Two-sample t-test with one the samples having only 1 element? In short
Assume there is a normally distributed population, from which I take a sample with $N_1=5$ elements. Then I obtain a separate number $x$ from somewhere. I want to test whether the value $x$ came from the above mentioned distribution.
Is a two-sample $t$-test with the assumption of common variance and sample sizes 5 and 1, respectively, appropriate here? Can one of the samples have size 1 in a $t$-test? I've read about "extremely" small sample sizes but never $N=1$. While having both samples with just $N=1$ sounds obviously silly, I feel the variability observed among the 5 elements of the first sample makes it possible to assess whether $x$ "fits in well" among those 5 values.
Background
I am analyzing a machine learning process that, at its end, spits out an evaluation metric (describing how good the trained model performs on the test set). The training process is stochastic due to random initialization, random shuffling of examples before each epoch and random data augmentation.
I am performing ablations to compare how changing hyperparameters affects the evaluation metric. Sometimes the difference is small, sometimes larger. To get an idea of whether these differences are meaningful or just variation induced by randomness of the training process, I first need to see how random the training process is: I've repeated the main experiment with fixed configuration 5 times (same experiment, the differences in the final evaluation metric result only from noise).
Then I make a change in the configuration, train and evaluate it and obtain 1 value. I want to be able to quantitatively say something about how meaningfully different this value is from the 5 other ones.
Is there any value in trying a formal hypothesis testing approach or should I just rely on intuitive eyeballing of the numbers?
Do note that obtaining one value costs about a day of computing, which can be put to better use than repeating the same training job again and again so it is not realistic to obtain more than 5 values for the same configuration nor to obtain more than a single value for any configuration other than the aforementioned one. Out of necessity, I am willing to assume that the training procedure yields evaluation metrics that have the same variance for all configurations.
 A: Here is an example of a two sample t test of $H_0: \mu_1 = \mu_2$ against
$H_1: \mu_1 \ne \mu_2.$ As you specify, the first sample consists of five
observations from a normal distribution and the second sample has only one
observation from a normal distribution with a different mean (and the same
variance). [Simulation in R.]
set.seed(1122)
x1 = rnorm(5, 100, 5);  x2 = rnorm(1, 70, 5)

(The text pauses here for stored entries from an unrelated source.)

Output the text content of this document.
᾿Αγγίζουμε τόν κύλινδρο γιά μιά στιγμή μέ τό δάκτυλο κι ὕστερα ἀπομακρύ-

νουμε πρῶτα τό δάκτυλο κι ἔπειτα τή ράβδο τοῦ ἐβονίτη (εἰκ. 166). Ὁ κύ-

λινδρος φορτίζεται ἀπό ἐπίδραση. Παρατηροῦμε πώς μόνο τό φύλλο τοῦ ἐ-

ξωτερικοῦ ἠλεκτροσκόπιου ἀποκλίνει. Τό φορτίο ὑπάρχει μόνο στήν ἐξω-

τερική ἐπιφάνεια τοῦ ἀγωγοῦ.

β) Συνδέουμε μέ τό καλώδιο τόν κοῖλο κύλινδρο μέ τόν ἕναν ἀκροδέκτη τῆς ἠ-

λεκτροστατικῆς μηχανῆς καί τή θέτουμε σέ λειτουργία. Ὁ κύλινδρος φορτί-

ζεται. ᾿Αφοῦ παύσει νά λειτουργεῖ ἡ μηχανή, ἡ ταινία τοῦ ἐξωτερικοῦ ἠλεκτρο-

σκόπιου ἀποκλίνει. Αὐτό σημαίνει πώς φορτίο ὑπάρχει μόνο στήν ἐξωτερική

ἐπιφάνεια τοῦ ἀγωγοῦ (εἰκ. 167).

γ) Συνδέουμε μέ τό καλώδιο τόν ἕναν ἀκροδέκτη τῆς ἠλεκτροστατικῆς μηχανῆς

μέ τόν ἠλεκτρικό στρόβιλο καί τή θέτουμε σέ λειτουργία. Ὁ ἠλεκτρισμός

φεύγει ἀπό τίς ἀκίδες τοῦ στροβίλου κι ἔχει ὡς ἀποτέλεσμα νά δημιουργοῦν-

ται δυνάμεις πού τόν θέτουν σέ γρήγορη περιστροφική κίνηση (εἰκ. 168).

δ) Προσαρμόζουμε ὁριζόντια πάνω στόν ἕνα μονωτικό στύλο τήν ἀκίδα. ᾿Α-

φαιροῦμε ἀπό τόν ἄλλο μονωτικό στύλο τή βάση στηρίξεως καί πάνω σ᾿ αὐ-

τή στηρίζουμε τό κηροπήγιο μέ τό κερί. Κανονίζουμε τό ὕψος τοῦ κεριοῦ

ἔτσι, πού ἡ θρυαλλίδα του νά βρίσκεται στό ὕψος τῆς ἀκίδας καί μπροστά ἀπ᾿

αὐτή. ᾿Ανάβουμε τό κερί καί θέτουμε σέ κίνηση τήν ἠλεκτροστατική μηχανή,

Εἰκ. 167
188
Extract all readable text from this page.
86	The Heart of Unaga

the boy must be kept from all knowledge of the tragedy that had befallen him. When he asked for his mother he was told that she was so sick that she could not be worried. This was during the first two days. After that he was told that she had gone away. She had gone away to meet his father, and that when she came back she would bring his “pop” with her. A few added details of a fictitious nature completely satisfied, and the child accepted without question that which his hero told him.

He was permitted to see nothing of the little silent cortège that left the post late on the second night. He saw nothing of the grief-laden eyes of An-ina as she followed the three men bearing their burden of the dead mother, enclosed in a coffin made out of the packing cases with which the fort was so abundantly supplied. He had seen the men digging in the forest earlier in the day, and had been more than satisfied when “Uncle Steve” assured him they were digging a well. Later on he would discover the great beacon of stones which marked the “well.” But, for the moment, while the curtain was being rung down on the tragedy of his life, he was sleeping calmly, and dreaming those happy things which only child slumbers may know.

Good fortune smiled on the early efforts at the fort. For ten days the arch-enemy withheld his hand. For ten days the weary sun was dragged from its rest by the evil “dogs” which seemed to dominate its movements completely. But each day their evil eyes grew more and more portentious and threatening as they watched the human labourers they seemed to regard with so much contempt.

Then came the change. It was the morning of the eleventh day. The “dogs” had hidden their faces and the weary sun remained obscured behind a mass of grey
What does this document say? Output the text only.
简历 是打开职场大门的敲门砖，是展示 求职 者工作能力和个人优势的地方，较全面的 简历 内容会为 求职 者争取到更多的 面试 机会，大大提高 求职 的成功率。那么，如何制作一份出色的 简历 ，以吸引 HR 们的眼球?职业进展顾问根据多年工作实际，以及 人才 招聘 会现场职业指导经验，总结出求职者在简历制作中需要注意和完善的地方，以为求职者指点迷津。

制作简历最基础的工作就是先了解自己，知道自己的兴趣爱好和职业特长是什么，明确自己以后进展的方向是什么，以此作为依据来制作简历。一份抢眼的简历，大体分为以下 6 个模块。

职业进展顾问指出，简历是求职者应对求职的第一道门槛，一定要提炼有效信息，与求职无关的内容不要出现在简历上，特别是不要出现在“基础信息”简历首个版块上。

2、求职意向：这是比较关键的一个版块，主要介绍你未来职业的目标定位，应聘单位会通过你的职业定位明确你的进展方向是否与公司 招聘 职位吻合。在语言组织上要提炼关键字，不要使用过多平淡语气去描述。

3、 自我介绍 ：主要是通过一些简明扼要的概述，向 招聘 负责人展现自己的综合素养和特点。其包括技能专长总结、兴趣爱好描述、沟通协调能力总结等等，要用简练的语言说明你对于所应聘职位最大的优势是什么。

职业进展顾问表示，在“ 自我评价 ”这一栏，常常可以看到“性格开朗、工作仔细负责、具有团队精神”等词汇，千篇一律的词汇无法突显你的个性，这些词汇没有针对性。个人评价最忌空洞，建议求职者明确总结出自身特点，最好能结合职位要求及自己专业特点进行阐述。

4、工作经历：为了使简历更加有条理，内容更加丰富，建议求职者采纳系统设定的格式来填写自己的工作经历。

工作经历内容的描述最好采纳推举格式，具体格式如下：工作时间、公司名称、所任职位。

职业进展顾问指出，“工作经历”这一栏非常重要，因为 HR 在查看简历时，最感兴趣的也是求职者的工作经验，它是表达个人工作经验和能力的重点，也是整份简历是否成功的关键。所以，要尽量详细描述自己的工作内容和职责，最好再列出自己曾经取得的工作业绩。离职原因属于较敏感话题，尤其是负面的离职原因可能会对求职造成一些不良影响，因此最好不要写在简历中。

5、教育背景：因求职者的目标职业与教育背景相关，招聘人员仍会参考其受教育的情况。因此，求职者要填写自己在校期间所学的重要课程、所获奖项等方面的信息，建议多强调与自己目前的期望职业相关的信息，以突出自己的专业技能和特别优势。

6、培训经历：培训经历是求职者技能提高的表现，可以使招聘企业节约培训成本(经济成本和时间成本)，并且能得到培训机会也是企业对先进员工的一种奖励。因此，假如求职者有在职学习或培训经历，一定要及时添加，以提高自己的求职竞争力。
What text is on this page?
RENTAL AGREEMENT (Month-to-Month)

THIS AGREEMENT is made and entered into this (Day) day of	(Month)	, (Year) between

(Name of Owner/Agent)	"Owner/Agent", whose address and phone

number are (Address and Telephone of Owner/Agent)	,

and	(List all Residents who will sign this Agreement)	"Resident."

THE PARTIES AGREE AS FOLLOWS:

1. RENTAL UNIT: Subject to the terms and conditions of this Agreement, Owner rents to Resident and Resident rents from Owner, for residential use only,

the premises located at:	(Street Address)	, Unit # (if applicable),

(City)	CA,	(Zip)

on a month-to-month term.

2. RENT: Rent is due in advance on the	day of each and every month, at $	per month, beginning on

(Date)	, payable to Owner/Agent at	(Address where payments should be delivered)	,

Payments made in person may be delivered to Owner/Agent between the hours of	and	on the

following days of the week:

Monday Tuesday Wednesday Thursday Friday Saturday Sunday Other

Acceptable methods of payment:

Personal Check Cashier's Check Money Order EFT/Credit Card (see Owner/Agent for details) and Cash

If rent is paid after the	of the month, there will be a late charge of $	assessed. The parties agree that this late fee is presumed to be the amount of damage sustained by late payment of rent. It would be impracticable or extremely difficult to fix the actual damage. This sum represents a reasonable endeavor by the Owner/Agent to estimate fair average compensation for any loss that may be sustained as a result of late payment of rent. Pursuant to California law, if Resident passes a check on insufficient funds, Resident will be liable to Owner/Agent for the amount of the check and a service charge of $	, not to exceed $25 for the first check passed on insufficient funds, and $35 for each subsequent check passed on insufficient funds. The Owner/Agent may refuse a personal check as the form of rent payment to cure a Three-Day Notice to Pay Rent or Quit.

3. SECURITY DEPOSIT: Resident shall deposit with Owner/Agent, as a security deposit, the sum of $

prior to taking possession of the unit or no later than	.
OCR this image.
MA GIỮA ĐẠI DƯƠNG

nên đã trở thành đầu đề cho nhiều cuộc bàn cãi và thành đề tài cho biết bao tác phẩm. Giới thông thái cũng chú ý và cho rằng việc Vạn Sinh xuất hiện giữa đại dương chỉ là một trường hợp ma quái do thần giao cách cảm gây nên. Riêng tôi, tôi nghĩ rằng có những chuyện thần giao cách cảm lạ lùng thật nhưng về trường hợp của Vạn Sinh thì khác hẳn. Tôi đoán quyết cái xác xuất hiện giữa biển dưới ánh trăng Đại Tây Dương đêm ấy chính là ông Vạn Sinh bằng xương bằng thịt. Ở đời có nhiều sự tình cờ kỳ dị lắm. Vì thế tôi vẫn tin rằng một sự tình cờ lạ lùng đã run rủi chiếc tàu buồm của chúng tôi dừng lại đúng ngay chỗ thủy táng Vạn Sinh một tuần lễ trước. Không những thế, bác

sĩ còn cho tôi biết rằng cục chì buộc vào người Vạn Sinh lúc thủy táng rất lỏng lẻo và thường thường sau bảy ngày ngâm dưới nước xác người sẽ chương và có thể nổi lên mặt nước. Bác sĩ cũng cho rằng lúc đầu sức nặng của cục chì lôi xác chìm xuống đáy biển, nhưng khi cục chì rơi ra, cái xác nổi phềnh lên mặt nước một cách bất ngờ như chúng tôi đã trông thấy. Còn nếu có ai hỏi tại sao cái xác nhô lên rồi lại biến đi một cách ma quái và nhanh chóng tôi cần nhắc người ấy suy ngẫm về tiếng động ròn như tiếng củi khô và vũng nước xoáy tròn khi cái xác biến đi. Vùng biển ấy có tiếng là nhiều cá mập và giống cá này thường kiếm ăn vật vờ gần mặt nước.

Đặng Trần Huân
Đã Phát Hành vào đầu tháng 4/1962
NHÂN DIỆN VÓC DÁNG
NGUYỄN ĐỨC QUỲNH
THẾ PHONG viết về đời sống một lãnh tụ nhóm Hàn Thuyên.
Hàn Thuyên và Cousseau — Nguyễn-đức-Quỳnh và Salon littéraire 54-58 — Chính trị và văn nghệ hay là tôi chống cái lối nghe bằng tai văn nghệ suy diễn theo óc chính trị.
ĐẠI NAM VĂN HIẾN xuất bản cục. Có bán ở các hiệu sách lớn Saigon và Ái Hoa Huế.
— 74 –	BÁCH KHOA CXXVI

I chose the means relatively far apart in order to give an example in which
the null hypothesis is rejected. (See the Comment by @Glen_b.) The simulated data are:
x1;  x2
[1]  92.88224 102.24980  99.64795 109.80224  97.24648
[1] 74.83476

t.test(x1, x2, var.eq = T)

        Two Sample t-test

data:  x1 and x2
t = 3.6985, df = 4, p-value = 0.02086
alternative hypothesis: true difference in means is not equal to 0
95 percent confidence interval:
  6.364756 44.697198
sample estimates:
mean of x mean of y 
100.36574  74.83476 

Notes: (1) The assumption of equal variances is important
because that provides the only information available about the variance
of the single-observation second sample. In fact, it is not possible to
do a Welch (separate-variances) t test with such data. Without the parameter var.eq=T,
R will not perform a two-sample t.test.
t.test(x1, x2)
Error in t.test.default(x1, x2) : not enough 'y' observations

(2) Another, somewhat different, approach would be to make a 95% prediction
interval for additional observations from the population associated with
the sample of size 5. Such an interval would be $\bar X_1 \pm 2.7764\,S_1\sqrt{1 + \frac{1}{5}},$ where $\bar X_1$ and $S_1$ are the sample mean and SD, respectively, of that sample. Then you might  be suspicious whether the additional value is from the same population as the sample of size five, if it does not fall within the prediction interval.